"Bir gün senin arkanda ben, benim arkamda sen bir yaşlı ağaç ve kolumuz altında bizden uzun bir doğru bir yanlış kararlarımız, omuzlarımızı düşürüp nefti kışın ortasında para sayıyor olacağız. Kardeşim biz birbirimize kalacağız. Geçmişimiz bize kalacak. Kışa da biz...

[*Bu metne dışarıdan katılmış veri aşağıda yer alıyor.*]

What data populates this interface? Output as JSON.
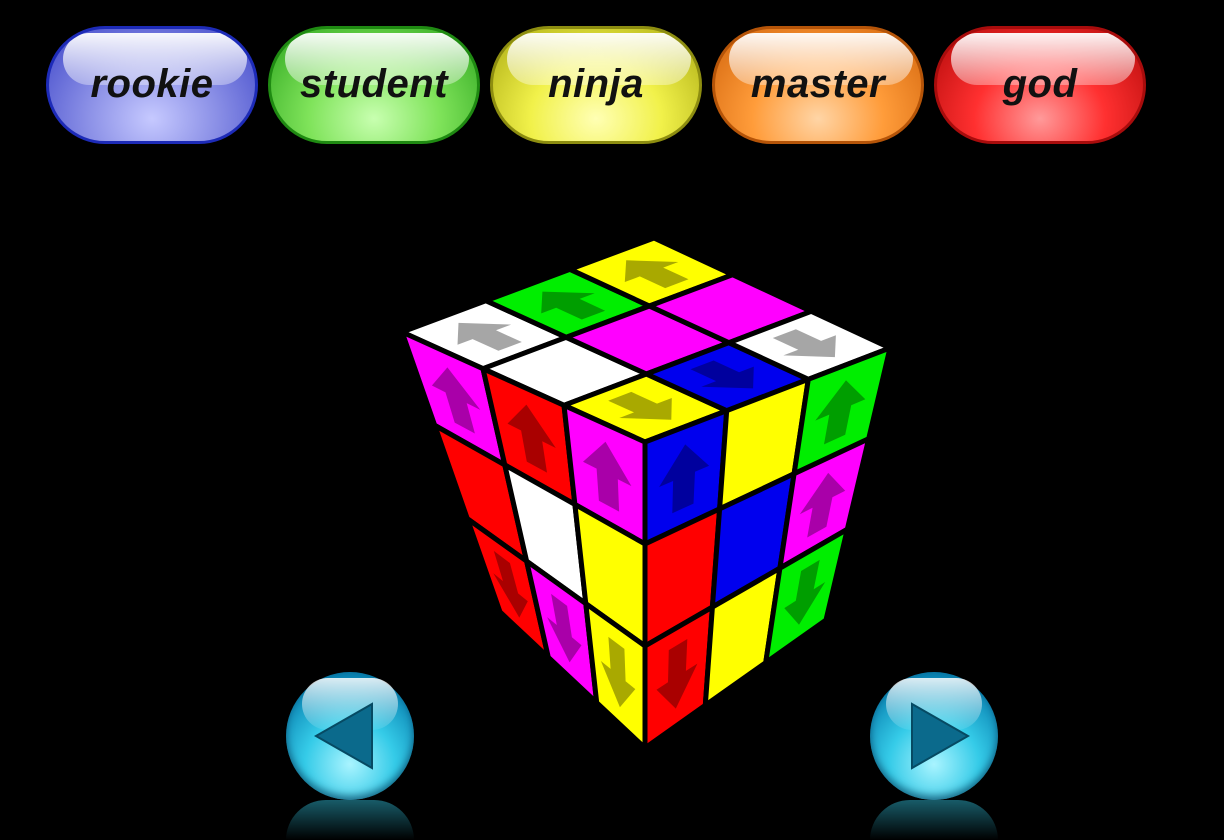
{
  "levels": [
    {
      "id": "rookie",
      "label": "rookie",
      "color": "#8a8fe6"
    },
    {
      "id": "student",
      "label": "student",
      "color": "#7fe35a"
    },
    {
      "id": "ninja",
      "label": "ninja",
      "color": "#f1f14a"
    },
    {
      "id": "master",
      "label": "master",
      "color": "#ff9c3a"
    },
    {
      "id": "god",
      "label": "god",
      "color": "#ff3030"
    }
  ],
  "navigation": {
    "prev_icon": "triangle-left-icon",
    "next_icon": "triangle-right-icon"
  },
  "cube": {
    "colors": {
      "W": "#ffffff",
      "Y": "#ffff00",
      "G": "#00ee00",
      "B": "#0000ee",
      "R": "#ff0000",
      "M": "#ff00ff"
    },
    "top": [
      [
        "W:up",
        "G:up",
        "Y:up"
      ],
      [
        "W",
        "M",
        "M"
      ],
      [
        "Y:down",
        "B:down",
        "W:down"
      ]
    ],
    "left": [
      [
        "M:up",
        "R:up",
        "M:up"
      ],
      [
        "R",
        "W",
        "Y"
      ],
      [
        "R:down",
        "M:down",
        "Y:down"
      ]
    ],
    "right": [
      [
        "B:up",
        "Y",
        "G:up"
      ],
      [
        "R",
        "B",
        "M:up"
      ],
      [
        "R:down",
        "Y",
        "G:down"
      ]
    ]
  }
}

Bugünü hatırlayacağız, doğrusu unutmayacağız. Gençliğimiz de neysek o olacağız. Elimizdeki parayı yetiştiremediğimize gülmüyoruz yalnız. Büyüdük. Sen zor kabullendin. Ben dünden razıydım. Kardeşim beraber sancılandık, büyümek hem istedik hem kaçındık. Artık hem memnun olacağız hem lanet edeceğiz. Yalnız bırakıldığımıza bazen şükredecek bazen küseceğiz bu yüzden hayata. İnsanlar ya iyi ki ayrılmış olacak ya keşke gitmeselerdi. Ben aynı adam keşke gitmeseydi diyeceğim, iyi ki o kız gitmiş. Sen belki tam tersi, sen belki yalnız değilsin. Ben sana sahip olacağım fakat bir tek. Bunu bugünden biliyoruz. Şimdi havalı lafları bırakalım bir kenara: Dayanamadığım bir terk edilmişliğe hayatımın başından beri bağlandım ben. Kardeşler kaybettim. Analar, babalar, sevgililer... Sen kaybetme zaten, sen hiç, sana intizar edemem. Kardeşlerin vardır senin hep, anan baban, benim annemin anlattığı masallarda da benden evvel hep senin bir sevdiğin. 

Ben yalnızca bu yaşlı ağaçları düşledim. Senle yalnız olmak, senle garip, senle muhtaç, senle çaresiz olmak bana tüm bu zavallılığım yanında teselli gibi geldi. 

Bencillik etme, bencillik etme aptal. Bencillik edemiyorum. Kardeşim, bir tek sen varsın, bir tek sen kalacaksın. Sen, kal. Seni de kaybetmeyi göze alamıyorum."